A number of bronze casts of Danseuse, arabesque ouverte sur la jambe droite, bras gauche dans la ligne are now in international museums including the Fogg Art Museum in Cambridge, Massachusetts, Musée d'Orsay in Paris, Museu de Arte de São Paolo and Ny Carlsberg Glyptotek in Copenhagen.
Degas in Britain
The present work was one of a group of Degas bronzes owned by the Parisian dealer and collector Max Kaganovitch. The bronzes formed the basis of the 1951-52 Degas exhibition at the Kunstmusem in Bern and were acquired as a group by the British gallery Alex. Reid & Lefevre in September 1951.

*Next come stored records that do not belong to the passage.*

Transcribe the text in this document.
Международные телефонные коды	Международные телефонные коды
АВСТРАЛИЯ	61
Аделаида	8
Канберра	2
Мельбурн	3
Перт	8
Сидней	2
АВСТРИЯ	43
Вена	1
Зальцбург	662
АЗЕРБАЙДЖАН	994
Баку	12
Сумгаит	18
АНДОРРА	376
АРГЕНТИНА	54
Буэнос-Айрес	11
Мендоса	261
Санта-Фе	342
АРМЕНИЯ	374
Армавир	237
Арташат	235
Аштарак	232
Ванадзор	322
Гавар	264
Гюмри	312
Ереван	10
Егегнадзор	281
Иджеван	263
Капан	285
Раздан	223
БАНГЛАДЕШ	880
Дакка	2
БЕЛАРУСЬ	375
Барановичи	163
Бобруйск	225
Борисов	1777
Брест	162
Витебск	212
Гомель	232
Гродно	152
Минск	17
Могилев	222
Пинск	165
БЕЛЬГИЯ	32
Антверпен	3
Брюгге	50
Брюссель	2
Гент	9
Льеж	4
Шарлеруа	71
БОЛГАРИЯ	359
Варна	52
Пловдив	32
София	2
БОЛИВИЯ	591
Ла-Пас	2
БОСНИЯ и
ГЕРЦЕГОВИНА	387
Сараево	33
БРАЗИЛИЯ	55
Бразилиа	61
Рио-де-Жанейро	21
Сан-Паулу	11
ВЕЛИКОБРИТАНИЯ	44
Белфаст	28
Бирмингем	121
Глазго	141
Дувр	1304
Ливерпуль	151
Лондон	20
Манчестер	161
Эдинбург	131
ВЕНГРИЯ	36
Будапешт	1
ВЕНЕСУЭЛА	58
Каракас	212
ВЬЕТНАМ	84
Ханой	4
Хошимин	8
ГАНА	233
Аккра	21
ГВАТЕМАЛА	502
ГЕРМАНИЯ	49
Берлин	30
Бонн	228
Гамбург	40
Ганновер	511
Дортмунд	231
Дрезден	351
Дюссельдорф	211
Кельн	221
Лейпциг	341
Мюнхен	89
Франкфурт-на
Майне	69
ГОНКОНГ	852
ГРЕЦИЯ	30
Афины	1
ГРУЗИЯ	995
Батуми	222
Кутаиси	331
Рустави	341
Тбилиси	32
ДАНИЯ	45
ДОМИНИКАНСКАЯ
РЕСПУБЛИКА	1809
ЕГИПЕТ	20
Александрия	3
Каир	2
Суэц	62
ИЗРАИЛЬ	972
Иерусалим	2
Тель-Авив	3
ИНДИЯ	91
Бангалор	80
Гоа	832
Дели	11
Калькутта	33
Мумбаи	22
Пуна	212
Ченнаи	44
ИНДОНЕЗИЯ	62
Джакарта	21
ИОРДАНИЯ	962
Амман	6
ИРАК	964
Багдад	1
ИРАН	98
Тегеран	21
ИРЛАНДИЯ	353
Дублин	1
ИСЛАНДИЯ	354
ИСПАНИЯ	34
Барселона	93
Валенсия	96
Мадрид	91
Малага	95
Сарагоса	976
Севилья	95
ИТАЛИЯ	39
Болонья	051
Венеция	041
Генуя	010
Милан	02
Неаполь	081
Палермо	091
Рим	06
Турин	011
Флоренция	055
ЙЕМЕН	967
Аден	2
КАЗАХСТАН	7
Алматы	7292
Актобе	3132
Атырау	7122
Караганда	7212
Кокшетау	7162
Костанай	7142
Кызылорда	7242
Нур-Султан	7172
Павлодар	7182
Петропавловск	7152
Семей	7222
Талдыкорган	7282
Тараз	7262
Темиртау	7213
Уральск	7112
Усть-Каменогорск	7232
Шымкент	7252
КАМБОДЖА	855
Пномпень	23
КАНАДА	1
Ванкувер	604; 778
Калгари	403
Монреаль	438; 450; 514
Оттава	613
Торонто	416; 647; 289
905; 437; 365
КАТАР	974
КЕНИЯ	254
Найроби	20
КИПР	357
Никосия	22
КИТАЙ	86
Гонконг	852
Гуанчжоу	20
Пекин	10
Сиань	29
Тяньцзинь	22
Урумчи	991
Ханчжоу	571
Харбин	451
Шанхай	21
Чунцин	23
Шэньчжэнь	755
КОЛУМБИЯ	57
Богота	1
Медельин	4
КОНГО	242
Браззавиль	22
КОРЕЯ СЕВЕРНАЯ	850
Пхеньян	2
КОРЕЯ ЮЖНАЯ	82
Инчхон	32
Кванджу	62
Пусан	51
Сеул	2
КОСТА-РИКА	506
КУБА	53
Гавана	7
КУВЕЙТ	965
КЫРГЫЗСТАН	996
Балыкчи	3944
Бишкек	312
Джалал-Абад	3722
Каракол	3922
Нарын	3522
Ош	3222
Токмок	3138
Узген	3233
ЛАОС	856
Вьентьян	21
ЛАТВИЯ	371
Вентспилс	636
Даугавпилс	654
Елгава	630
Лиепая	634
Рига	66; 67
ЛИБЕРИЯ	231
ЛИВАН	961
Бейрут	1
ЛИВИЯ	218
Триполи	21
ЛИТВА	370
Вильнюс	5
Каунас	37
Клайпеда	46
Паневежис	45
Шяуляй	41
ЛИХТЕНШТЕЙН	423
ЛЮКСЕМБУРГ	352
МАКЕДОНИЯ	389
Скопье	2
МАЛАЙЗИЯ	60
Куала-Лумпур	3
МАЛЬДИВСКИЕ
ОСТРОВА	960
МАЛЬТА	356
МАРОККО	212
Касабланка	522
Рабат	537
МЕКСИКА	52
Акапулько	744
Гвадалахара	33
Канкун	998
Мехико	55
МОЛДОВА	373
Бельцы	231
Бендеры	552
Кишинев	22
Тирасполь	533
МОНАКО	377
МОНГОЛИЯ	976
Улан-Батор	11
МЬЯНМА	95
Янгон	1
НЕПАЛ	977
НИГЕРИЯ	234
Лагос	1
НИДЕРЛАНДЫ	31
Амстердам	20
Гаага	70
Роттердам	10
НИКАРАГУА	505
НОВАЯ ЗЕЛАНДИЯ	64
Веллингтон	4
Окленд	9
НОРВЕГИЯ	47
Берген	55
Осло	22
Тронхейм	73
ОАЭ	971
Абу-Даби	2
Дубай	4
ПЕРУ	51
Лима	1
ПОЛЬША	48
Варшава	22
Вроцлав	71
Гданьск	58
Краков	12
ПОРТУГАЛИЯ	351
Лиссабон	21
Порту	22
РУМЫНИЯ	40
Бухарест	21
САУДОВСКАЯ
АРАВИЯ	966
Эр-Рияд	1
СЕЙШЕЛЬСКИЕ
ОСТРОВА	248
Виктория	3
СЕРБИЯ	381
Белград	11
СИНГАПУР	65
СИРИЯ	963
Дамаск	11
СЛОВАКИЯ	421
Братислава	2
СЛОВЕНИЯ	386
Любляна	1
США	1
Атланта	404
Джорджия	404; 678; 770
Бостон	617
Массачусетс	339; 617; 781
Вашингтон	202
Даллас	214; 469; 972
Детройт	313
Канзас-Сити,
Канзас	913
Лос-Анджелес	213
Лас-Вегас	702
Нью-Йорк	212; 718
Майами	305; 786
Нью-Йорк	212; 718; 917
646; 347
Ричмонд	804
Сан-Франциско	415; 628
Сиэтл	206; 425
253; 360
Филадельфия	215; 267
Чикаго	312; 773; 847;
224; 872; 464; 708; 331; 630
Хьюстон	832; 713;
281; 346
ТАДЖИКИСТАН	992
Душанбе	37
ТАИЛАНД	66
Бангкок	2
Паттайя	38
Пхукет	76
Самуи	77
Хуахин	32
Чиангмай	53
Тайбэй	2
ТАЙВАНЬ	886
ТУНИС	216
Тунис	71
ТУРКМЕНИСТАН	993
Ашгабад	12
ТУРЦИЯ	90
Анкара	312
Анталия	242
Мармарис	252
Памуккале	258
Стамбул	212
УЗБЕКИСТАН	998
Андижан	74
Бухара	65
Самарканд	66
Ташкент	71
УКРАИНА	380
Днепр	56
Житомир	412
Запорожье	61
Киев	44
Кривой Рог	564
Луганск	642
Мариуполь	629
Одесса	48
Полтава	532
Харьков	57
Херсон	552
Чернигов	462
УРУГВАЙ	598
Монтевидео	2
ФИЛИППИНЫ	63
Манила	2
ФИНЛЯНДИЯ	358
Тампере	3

The acquisition of these works continued a long association between the name of Alex Reid and the works of Degas. Reid was a visionary, among the first to recognise the appeal of the French Impressionists and Post-Impressionists and largely responsible for introducing them to British collectors. A Glaswegian by birth, Reid's interest in contemporary French painting began during the years he spent in Paris from 1886 until 1888 working for Theo van Gogh at Boussod, Valadon et Cie. and painting alongside his brother Vincent. When he returned to Glasgow in 1888 paintings by Degas were among the works that he brought with him. Initially it proved difficult to convince British collectors of the merits of these 'new' French artists but Reid persevered and following the First World War and the emergence of a subsequent generation of collectors his gallery began to flourish. In 1919 he held a hugely successful exhibition - both financially and critically - at the McLellan Galleries in Glasgow, and soon after detected an appetite for modern French art in London. He and his son, A.J. McNeill Reid, joined forces with his former rival Ernest Lefevre in 1923, organising exhibitions in London and Glasgow before formally combining their businesses in 1926.
Degas continued to be central to the gallery's success and Reid was key in introducing his work to the most important British collectors of the time; this included helping to build William Burrell's celebrated collection of works by the artist, among which is the masterpiece La Répétition (fig. 1).
Having been acquired by Alex. Reid & Lefevre, the present work was included in the gallery's major Degas exhibition in 1958 and passed into the personal collection of A.J. McNeill Reid. It has remained with his family ever since.